This morning it was raining. So that meant no morning walk for exercise, and that's ok. I've loved to hear the birds on my morning walks, but I was in the mood for blasting some Killers songs, so to the treadmill I went. The moment had come for me to put my kids true sleeping ability to the test! Last time I was exercising in the basement several weeks ago, I didn't have two little kids sleeping down here. Lily moved herself down here a few weeks ago, and then she talked Natalie into joining her. I'm not sure what happened last night, but when I turned on the basement light, this is what I saw.
I saw Natalie's face, but she was in Lily's bed... I believe there's another body hidden somewhere beneath the huge stuffed dog and blankets. I did one round of my exercises, came over to see they had shuffled themselves a bit. Yes, it appears Lily is there! And now Natalie's face is hidden behind Bunky Bunky.
I'm wondering how comfortable the two of them were in such a small bed the whole night. Another circuit round, and I smile at them again. They both slept right through it. I woke up Lily to get ready for school and Natalie kept sleeping.
Last night Natalie was a little sad when she sat on her brother's suit coat, which was on the couch. She meant not harm but he pulled her rather abruptly off of it. I comforted Natalie first, and then Natalie went to Lily who was being a very affectionate big sister, even though she still seems pretty little for a big sister! Lily took Natalie to bed, and so it appears she comforted her the whole night.
Thoughts of these two little girls were in my head when I saw this Raised Good article in my inbox today. I read it and wished I had read it years ago when my older kids were little, but I'm lucky to still have little ones at home. I liked these thoughts:
The tenderness of motherhood doesn’t diminish when the sun goes down. These quiet sleepy moments where my baby sought comfort and nourishment are now the moments our trust reaches new depths and he knows, by my actions, that I will strive to meet his needs, no matter how challenging.
I will be tough.
I’ll be tough so my son can be soft.
I’ll be tough so that he doesn’t go without comfort when he needs it.
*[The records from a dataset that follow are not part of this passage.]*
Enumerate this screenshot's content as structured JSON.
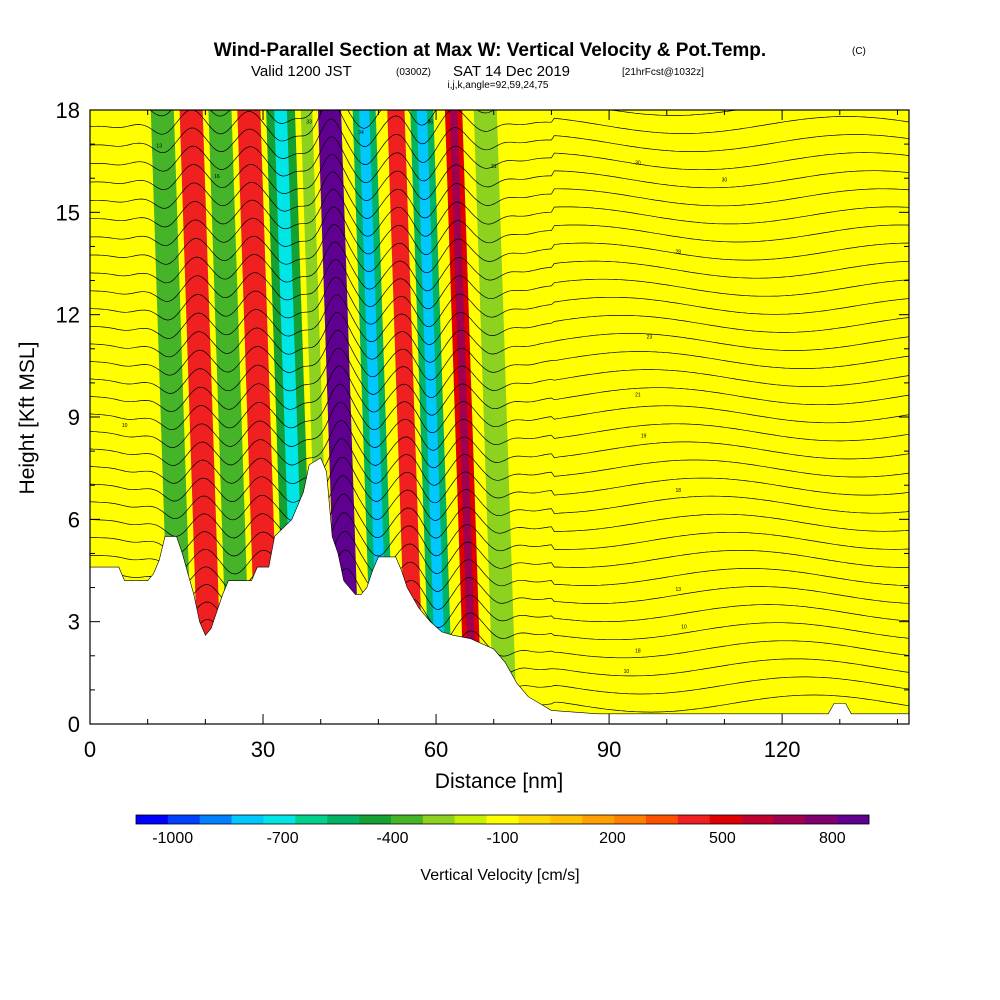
{
  "chart_data": {
    "type": "heatmap",
    "title": "Wind-Parallel Section at Max W: Vertical Velocity & Pot.Temp.",
    "title_mark": "(C)",
    "subtitle": {
      "valid": "Valid 1200 JST",
      "utc": "(0300Z)",
      "date": "SAT 14 Dec 2019",
      "run": "[21hrFcst@1032z]"
    },
    "section_info": "i,j,k,angle=92,59,24,75",
    "xlabel": "Distance [nm]",
    "ylabel": "Height [Kft MSL]",
    "xlim": [
      0,
      142
    ],
    "ylim": [
      0,
      18
    ],
    "x_ticks": [
      0,
      30,
      60,
      90,
      120
    ],
    "y_ticks": [
      0,
      3,
      6,
      9,
      12,
      15,
      18
    ],
    "colorbar": {
      "label": "Vertical Velocity [cm/s]",
      "tick_labels": [
        "-1000",
        "-700",
        "-400",
        "-100",
        "200",
        "500",
        "800"
      ],
      "tick_values": [
        -1000,
        -700,
        -400,
        -100,
        200,
        500,
        800
      ],
      "colors": [
        "#0000ff",
        "#0040ff",
        "#0080ff",
        "#00c8ff",
        "#00e6e6",
        "#00d28c",
        "#00b464",
        "#14a032",
        "#46b428",
        "#8cd21e",
        "#c8f000",
        "#ffff00",
        "#ffdc00",
        "#ffc000",
        "#ffa000",
        "#ff8000",
        "#ff5000",
        "#f02020",
        "#e00000",
        "#c00030",
        "#a00050",
        "#800070",
        "#600090"
      ]
    },
    "vertical_velocity_cells": [
      {
        "x": [
          3,
          14
        ],
        "w_cms": -100
      },
      {
        "x": [
          14,
          18
        ],
        "w_cms": -400
      },
      {
        "x": [
          19,
          23
        ],
        "w_cms": 400
      },
      {
        "x": [
          24,
          28
        ],
        "w_cms": -400
      },
      {
        "x": [
          29,
          33
        ],
        "w_cms": 400
      },
      {
        "x": [
          34,
          39
        ],
        "w_cms": -500
      },
      {
        "x": [
          40,
          42
        ],
        "w_cms": -300
      },
      {
        "x": [
          43,
          47
        ],
        "w_cms": 900
      },
      {
        "x": [
          49,
          53
        ],
        "w_cms": -600
      },
      {
        "x": [
          55,
          58
        ],
        "w_cms": 400
      },
      {
        "x": [
          59,
          63
        ],
        "w_cms": -600
      },
      {
        "x": [
          65,
          68
        ],
        "w_cms": 500
      },
      {
        "x": [
          70,
          74
        ],
        "w_cms": -300
      },
      {
        "x": [
          76,
          80
        ],
        "w_cms": -100
      }
    ],
    "terrain_nm_kft": [
      [
        0,
        4.6
      ],
      [
        5,
        4.6
      ],
      [
        6,
        4.2
      ],
      [
        10,
        4.2
      ],
      [
        11,
        4.4
      ],
      [
        12,
        4.8
      ],
      [
        13,
        5.5
      ],
      [
        15,
        5.5
      ],
      [
        16,
        5.0
      ],
      [
        17,
        4.4
      ],
      [
        18,
        3.8
      ],
      [
        19,
        3.0
      ],
      [
        20,
        2.6
      ],
      [
        21,
        2.8
      ],
      [
        22,
        3.3
      ],
      [
        23,
        3.8
      ],
      [
        24,
        4.2
      ],
      [
        28,
        4.2
      ],
      [
        29,
        4.6
      ],
      [
        31,
        4.6
      ],
      [
        32,
        5.5
      ],
      [
        35,
        6.0
      ],
      [
        37,
        6.8
      ],
      [
        38,
        7.6
      ],
      [
        40,
        7.8
      ],
      [
        41,
        7.4
      ],
      [
        42,
        5.5
      ],
      [
        43,
        5.0
      ],
      [
        44,
        4.2
      ],
      [
        45,
        4.0
      ],
      [
        46,
        3.8
      ],
      [
        47,
        3.8
      ],
      [
        48,
        4.0
      ],
      [
        49,
        4.5
      ],
      [
        50,
        4.9
      ],
      [
        53,
        4.9
      ],
      [
        54,
        4.5
      ],
      [
        55,
        4.0
      ],
      [
        57,
        3.4
      ],
      [
        59,
        3.0
      ],
      [
        61,
        2.7
      ],
      [
        63,
        2.6
      ],
      [
        66,
        2.5
      ],
      [
        70,
        2.2
      ],
      [
        72,
        1.8
      ],
      [
        74,
        1.2
      ],
      [
        76,
        0.8
      ],
      [
        80,
        0.4
      ],
      [
        88,
        0.3
      ],
      [
        128,
        0.3
      ],
      [
        129,
        0.6
      ],
      [
        131,
        0.6
      ],
      [
        132,
        0.3
      ],
      [
        142,
        0.3
      ]
    ],
    "theta_contour_labels": [
      {
        "text": "10",
        "x": 6,
        "y": 8.7
      },
      {
        "text": "13",
        "x": 12,
        "y": 16.9
      },
      {
        "text": "16",
        "x": 22,
        "y": 16.0
      },
      {
        "text": "33",
        "x": 38,
        "y": 17.6
      },
      {
        "text": "34",
        "x": 47,
        "y": 17.3
      },
      {
        "text": "36",
        "x": 59,
        "y": 17.6
      },
      {
        "text": "31",
        "x": 70,
        "y": 16.3
      },
      {
        "text": "30",
        "x": 95,
        "y": 16.4
      },
      {
        "text": "30",
        "x": 110,
        "y": 15.9
      },
      {
        "text": "28",
        "x": 102,
        "y": 13.8
      },
      {
        "text": "23",
        "x": 97,
        "y": 11.3
      },
      {
        "text": "21",
        "x": 95,
        "y": 9.6
      },
      {
        "text": "19",
        "x": 96,
        "y": 8.4
      },
      {
        "text": "18",
        "x": 102,
        "y": 6.8
      },
      {
        "text": "13",
        "x": 102,
        "y": 3.9
      },
      {
        "text": "10",
        "x": 103,
        "y": 2.8
      },
      {
        "text": "18",
        "x": 95,
        "y": 2.1
      },
      {
        "text": "10",
        "x": 93,
        "y": 1.5
      }
    ]
  }
}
I’ll be tough so that my baby doesn’t go without nursing when his belly is empty.
I’ll be tough so that my toddler isn’t forced to fake a maturity beyond his years.
I’ll be tough so that my child doesn’t need to fear monsters under the bed alone.
I’ll be tough so that he has a solid foundation from which to grow into a confident and independent little boy.
I’ll be tough so that my son learns that vulnerability is welcome, that his needs matter and expressing his emotions is safe.
I’ll be tough and continue to listen to my son, to his soft whispers in his sleep, to his breathing and to my own heart speaking.
I’ve learned that night time parenting is about so much more than sleep. We have everything to gain by leaning in, by having the courage to surrender to the unknown and trusting our instincts. It is a rite of passage our modern culture has sadly disregarded but those of us who choose to follow ancient wisdom and our inner voices know the rewards. I’m not saying that it’s easy, but I choose to accept that discomfort is the price of admission to a meaningful motherhood. So, I will slow dance through my relationship with my son, day and night. I will lay with him to fall asleep for as long as he needs it because I know, that one day without warning he won’t need me to lay with him anymore. He’ll sleep in his own bed and my husband and I won’t believe how fast the nights of shared sleep passed. But, with gratitude, that day isn’t today.
Human tetris isn't that much fun, but if there's just one little person, that's kinda fun. I remember falling to sleep once up at our friends cabin - I remember being in the bed with two kids - it might have been Dec 2014 when Natalie was sick. Or the year before when she was my infant. I can't remember if it was Natalie or Owen, but I'm pretty sure it was Natalie. I remember laying taking care of the baby and Sophi being there in the bed with me, positioned in a spot where she saw my hand and reached out and grabbed it and didn't let go, and it was so sweet to lay there with her just reaching out for reassurance in the quiet night. Daniel doesn't wake up that much anymore, but he did last night (he had a bit of a fever) and I was more than happy to bring him into bed and snuggle him. If he's not quiet I'll get him a bottle and put him back in his crib, but last night I kept him with us and it's just heaven. People ask me if I'm done or if I want more kids. I'd be more than happy to have another, but it's not gonna happen this year. So we'll see, and in case my little guy Daniel is my last baby, I'll enjoy every moment of it and might snuggle him to sleep a little bit more.